Jyll Bradley would like to collaborate with adopted children and families to create a new ambitious survey exhibition Running and Returning.

We would like to invite adopted children and families to collaborate with The Box, Plymouth and a brilliant local artist, Jyll Bradley, to create a new artwork in response to her ambitious survey exhibition Running and Returning, on display at The Box in Plymouth from 5 April 2025 to 3 November 2025. The artwork will be displayed in The Box in Simmons Learning Room display case from 3 June to 14 September 2025.

To show an expression of interest please email Adam.Milford@plymouth.gov.uk

display case
The display case is large and very prominent – the artwork will be displayed in The Box in Simmons Learning Room display case from 3 June to 14 September 2025

Running and Returning will explore over 30 years of the artist’s practice in Britain and beyond. It will present installations, sculpture, performance, film and photography. Importantly, it will demonstrate the cyclical inspiration that provides a basis for her practice.

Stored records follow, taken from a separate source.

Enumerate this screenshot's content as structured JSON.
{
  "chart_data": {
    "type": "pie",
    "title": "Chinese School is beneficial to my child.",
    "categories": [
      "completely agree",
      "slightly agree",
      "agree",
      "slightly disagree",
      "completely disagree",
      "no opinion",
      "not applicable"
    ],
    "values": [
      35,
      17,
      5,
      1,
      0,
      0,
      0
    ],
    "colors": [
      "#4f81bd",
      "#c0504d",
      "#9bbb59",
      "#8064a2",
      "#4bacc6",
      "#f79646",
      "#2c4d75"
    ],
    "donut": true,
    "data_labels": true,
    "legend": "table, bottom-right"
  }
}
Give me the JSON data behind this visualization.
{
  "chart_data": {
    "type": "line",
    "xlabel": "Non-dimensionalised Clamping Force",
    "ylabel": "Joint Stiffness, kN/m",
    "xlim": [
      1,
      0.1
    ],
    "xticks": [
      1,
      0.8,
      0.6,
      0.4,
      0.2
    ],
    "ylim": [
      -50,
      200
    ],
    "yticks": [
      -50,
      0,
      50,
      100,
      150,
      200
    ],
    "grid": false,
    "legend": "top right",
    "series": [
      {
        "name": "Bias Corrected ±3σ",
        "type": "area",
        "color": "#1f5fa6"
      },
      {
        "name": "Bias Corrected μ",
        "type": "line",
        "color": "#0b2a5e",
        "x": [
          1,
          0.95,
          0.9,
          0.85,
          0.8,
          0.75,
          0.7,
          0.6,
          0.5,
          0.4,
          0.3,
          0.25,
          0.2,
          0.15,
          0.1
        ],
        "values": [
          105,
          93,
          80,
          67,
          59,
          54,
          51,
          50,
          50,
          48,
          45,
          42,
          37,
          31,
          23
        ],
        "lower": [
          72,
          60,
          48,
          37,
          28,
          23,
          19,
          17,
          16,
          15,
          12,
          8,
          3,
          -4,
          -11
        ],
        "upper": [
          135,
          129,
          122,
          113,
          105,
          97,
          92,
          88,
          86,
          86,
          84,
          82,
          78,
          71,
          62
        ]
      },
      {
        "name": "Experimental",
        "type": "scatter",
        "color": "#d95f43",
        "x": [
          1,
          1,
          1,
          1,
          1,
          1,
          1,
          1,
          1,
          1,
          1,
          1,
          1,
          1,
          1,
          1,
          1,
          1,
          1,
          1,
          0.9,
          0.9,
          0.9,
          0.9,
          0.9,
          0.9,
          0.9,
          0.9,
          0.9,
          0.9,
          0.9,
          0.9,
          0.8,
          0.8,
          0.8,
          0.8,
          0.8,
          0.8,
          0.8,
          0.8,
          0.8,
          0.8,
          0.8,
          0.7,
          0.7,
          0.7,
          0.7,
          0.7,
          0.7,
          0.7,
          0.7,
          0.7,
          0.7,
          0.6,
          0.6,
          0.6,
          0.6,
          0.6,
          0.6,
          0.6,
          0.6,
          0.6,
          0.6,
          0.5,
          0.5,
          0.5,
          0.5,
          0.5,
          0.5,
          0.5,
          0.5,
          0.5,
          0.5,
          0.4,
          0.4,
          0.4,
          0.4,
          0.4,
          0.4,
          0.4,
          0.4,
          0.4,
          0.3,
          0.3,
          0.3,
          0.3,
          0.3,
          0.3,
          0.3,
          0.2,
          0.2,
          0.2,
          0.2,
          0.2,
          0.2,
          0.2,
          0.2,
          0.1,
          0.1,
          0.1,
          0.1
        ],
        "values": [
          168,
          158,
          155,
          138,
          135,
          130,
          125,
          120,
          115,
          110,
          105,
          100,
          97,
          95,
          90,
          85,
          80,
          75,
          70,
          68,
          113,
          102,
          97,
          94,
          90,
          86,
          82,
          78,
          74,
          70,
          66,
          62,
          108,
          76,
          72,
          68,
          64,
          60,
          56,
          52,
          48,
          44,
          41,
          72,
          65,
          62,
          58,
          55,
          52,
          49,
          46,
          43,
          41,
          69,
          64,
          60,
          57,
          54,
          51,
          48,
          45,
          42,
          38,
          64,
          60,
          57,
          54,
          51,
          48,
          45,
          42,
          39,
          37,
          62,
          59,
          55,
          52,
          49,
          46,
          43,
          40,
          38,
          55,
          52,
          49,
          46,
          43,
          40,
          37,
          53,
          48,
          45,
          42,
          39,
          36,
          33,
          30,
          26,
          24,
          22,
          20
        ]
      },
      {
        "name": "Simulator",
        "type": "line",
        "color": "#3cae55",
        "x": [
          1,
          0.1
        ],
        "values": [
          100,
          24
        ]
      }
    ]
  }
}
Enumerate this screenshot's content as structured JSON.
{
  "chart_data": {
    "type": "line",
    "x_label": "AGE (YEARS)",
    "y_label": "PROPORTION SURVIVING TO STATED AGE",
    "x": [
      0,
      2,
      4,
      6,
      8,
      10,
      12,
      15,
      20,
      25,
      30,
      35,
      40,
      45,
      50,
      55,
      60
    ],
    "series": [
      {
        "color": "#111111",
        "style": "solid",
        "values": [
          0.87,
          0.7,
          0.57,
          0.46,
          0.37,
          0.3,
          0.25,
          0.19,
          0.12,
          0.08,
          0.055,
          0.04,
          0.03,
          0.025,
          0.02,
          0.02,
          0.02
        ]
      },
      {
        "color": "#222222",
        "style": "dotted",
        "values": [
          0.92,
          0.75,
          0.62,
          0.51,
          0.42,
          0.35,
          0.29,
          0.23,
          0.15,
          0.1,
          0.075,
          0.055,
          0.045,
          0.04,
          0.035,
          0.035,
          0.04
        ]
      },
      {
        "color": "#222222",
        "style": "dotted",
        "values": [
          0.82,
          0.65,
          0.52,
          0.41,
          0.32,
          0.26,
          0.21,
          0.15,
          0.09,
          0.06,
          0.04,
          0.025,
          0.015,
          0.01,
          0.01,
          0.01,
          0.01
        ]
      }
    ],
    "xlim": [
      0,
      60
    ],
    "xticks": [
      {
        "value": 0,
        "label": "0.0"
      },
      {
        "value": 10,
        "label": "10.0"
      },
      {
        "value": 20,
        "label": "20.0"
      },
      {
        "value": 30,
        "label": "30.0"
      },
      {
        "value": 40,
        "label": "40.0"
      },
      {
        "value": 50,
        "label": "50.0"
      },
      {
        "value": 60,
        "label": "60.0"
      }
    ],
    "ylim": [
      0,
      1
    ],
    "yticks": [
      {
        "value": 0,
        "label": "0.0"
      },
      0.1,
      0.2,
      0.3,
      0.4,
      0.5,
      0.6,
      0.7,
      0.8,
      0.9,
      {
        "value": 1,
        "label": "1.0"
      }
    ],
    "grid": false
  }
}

Bradley’s early experiences shape her identity and practice. Growing up in rural Kent, Bradley was immersed in nature, light and the colour green – an instantly recognisable colour-feature in her work. She also spent many summers as a child in the South West, connecting with her adoptive relatives and the land. Her early memories from the region include noticing the light come through a stained-glass window in Stoke Damerel Church, located in a Plymouth suburb.

Background

In 1960’s Britain over 160,000 children were ‘given up’ for adoption at birth through a closed system which denied them any legal right to their identity until adulthood. Jyll Bradley was one of those children. Her film M.R. (2021) is a tender coming of age story exploring the subject of childhood adoption, creativity and identity.  The story of M.R. is told through the sculpture installation Green/Light (for M.R.), commissioned for the Folkestone Triennial 2014 which marked her return to Folkestone, where she was born and adopted. The film is narrated by Bradley and draws upon diaries she wrote as a young artist at a time when she was searching for her birth mother as well as a sense of artistic identity. M.R. is a story of an artist in search of her creative origins and asks universal questions about why we make art and how art in turn makes us.

Jyll Bradley biography

Jyll Bradley (b.1966, Folkestone) is an English artist and writer based in London who works across installation, sculpture, performance, film and photography. Bradley studied Fine Art at Goldsmiths’ College (1985-88) and Slade School of Art (1991-93). In her early works she used photographic lightboxes, which could be found in street advertising, as an artistic medium and was one of the first artists – if not the first – in the UK to do so. She has worked as an award-winning writer for BBC Radio, creating original dramas and documentaries with a particular focus on women’s lives and hidden stories, with narrative storytelling being central to her work. Bradley’s focus on community and place-making has led her to create large-scale public works, using her signature materials of fluorescent Plexiglas and LED, such as Green/Light (for M.R.) (2014) for the 2014 Folkestone Triennial and The Hop (2022) for the Hayward Gallery.